Noah, yeminin ağırlığını kabul ederken, yavaş, düşünceli bir hareketle başını salladı. Hâki’sinin Kanlı Mor Alevler’i gerilemiş, kalbinin fırınına geri çekilmiş, Varoluş’u daha az açıkça korkutucu ama bir şekilde daha yoğun, daha Güç’lü hâle gelmişti.
Bakışları keskin, Analitik, Varoluş’u büyük, karmaşık bir bulmaca olarak gören bir Varoluş’un gözleriydi.
“Bu Yaşayan Duygusal hakkında bize ne söyleyebilirsin?“ Diye sordu, sesi çevredeki Güc’ün denizinde sakin, sabit bir akıntı gibiydi.
Malphas, hem yeni Efendisi’ne hem de eski Efendisi’nin anısına derin saygı göstererek, hüzünlü bir selam verdi.
“Çok fazla hatırlamıyorum, Efendim“ diye başladı, Kültür’lü Bariton sesi eski, kalıcı bir kederle doluydu.

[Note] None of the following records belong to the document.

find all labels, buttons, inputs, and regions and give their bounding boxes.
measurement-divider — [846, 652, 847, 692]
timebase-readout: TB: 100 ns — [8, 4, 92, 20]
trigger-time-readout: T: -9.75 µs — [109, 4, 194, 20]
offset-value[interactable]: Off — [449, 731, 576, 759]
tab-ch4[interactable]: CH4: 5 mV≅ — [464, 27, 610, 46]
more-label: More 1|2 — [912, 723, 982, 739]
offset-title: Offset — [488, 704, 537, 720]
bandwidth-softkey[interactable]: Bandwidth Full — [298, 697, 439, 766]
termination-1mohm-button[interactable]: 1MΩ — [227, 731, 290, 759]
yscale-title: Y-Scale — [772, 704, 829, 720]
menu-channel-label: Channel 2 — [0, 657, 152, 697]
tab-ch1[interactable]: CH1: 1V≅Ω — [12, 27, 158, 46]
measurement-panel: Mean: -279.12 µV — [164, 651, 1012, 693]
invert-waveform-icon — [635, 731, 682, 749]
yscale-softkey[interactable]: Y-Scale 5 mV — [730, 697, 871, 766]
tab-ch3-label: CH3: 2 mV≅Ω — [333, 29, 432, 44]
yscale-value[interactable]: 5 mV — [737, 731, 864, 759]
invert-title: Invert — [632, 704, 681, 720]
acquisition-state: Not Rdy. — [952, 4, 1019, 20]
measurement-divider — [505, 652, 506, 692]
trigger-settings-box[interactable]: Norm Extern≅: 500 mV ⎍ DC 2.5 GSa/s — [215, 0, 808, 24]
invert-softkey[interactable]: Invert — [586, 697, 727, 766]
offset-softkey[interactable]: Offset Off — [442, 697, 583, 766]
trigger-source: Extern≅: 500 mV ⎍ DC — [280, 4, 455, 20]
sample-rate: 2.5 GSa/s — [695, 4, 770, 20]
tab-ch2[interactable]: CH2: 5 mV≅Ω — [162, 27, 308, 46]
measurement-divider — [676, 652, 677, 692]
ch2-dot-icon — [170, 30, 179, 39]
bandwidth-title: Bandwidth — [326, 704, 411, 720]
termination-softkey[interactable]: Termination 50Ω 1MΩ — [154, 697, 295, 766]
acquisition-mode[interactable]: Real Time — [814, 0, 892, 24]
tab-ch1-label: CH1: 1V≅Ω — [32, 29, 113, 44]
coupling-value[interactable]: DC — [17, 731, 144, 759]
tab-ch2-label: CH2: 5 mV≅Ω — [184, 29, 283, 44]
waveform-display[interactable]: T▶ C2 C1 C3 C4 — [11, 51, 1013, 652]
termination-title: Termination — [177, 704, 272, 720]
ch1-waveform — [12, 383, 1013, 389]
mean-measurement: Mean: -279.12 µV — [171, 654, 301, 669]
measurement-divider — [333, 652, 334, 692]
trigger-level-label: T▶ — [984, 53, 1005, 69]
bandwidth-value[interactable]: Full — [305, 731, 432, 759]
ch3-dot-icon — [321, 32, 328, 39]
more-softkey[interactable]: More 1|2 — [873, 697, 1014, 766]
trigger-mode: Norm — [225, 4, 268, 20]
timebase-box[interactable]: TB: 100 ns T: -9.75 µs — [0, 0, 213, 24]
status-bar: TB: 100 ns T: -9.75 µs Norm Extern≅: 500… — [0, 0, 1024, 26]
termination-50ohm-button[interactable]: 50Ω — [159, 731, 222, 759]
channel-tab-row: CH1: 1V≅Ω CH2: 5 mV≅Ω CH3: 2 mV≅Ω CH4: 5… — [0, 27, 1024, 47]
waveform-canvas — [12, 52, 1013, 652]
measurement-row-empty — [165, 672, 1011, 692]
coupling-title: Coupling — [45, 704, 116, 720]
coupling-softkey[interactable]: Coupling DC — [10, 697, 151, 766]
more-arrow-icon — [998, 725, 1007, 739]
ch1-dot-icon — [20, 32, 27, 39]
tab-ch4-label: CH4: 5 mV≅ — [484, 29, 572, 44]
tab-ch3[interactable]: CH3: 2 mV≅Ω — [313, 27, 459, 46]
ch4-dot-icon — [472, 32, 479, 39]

Benim Varoluş’um... Parçalanmış durumda. Ama bazı şeyler, bazı duygular, tamamen silinemeyecek kadar güçlü.
O dikleşti, kıpkırmızı gözleri Noah’ın ötesine, artık var olmayan bir Zaman’a ve Yer’e baktı. “Yaşayan Duygusal, ismine sadık kalarak, her duyguyu muazzam bir şekilde hisseden bir Varoluş’tu. Hiçbir Varoluş’un anlayabileceğinden daha fazla. Onlar için sevinç bir duygu değil, tüm Katlar’ı aydınlatabilecek bir Varoluş hâliydi. Keder bir Duygu değil, Uzay-Zaman’ın kendisini ağlatabilecek bir ağırlıktı.“
Diğerler’i Kıyıda toplandılar... Sigrid, Moiraine, Ruination ve Infiniverse yaklaştılar, dinlerken, kendi muazzam güçlerini kontrol altında tuttular.
“Ancak bu duyarlılık iki ucu keskin bir kılıçtı,“ Diye devam etti Malphas, sesi ağırlaşmıştı. “Diğer Yaşayan Varoluşlar, kibirleri veya cehaletleri nedeniyle onu küçümsedikleri zaman... O’nun olumsuz duyguları daha da güçlendi. Yaşayan Boyut’un onu alay ederek, Duygular’ın sadece ’Okyanus’un üzerindeki köpük, Okyanus’un kendisi değil’ olduğunu söylediği bir anı hatırlıyorum. Yaşayan Duygusal sadece gülümsedi ve uzaklaştı, ama ben bunu hissettim. Onların Utanç ve Öfkeler’inin Her Şey’i şişmeye, kaynamaya başladı. Eğer serbest bırakılsaydı, bu bir fırtına olmazdı; Duygular’ın Kıyamet’i, Trilyonlar’ca Bilinc’i boğabilecek Saf Umutsuzluk Dalga’sı olurdu.“
Durakladı, bunun ağırlığını sindirmemize izin verdi.
“Bunu önlemek, Varoluş’u kendi kalplerinin saf, ezici gücünden korumak için, Yaşayan Duygusal, Hizmetkarları üstlendi. Bizler araçlar olduk. Biz’e Negatif Duygular“ının her Şey’ini verdi, Nefretler’ini, Korkular’ını, Üzüntüler’ini, Zülümler’ini bize döktü, ta ki yeniden dengesini bulana kadar.“
…!
Bu bölümde emeği geçen; çevirmen ve düzenleyici arkadaşların
emeklerinin karşılığı olarak basit bir minnet ifadesi yani teşekkür etmeyi ihmal etmeyelim.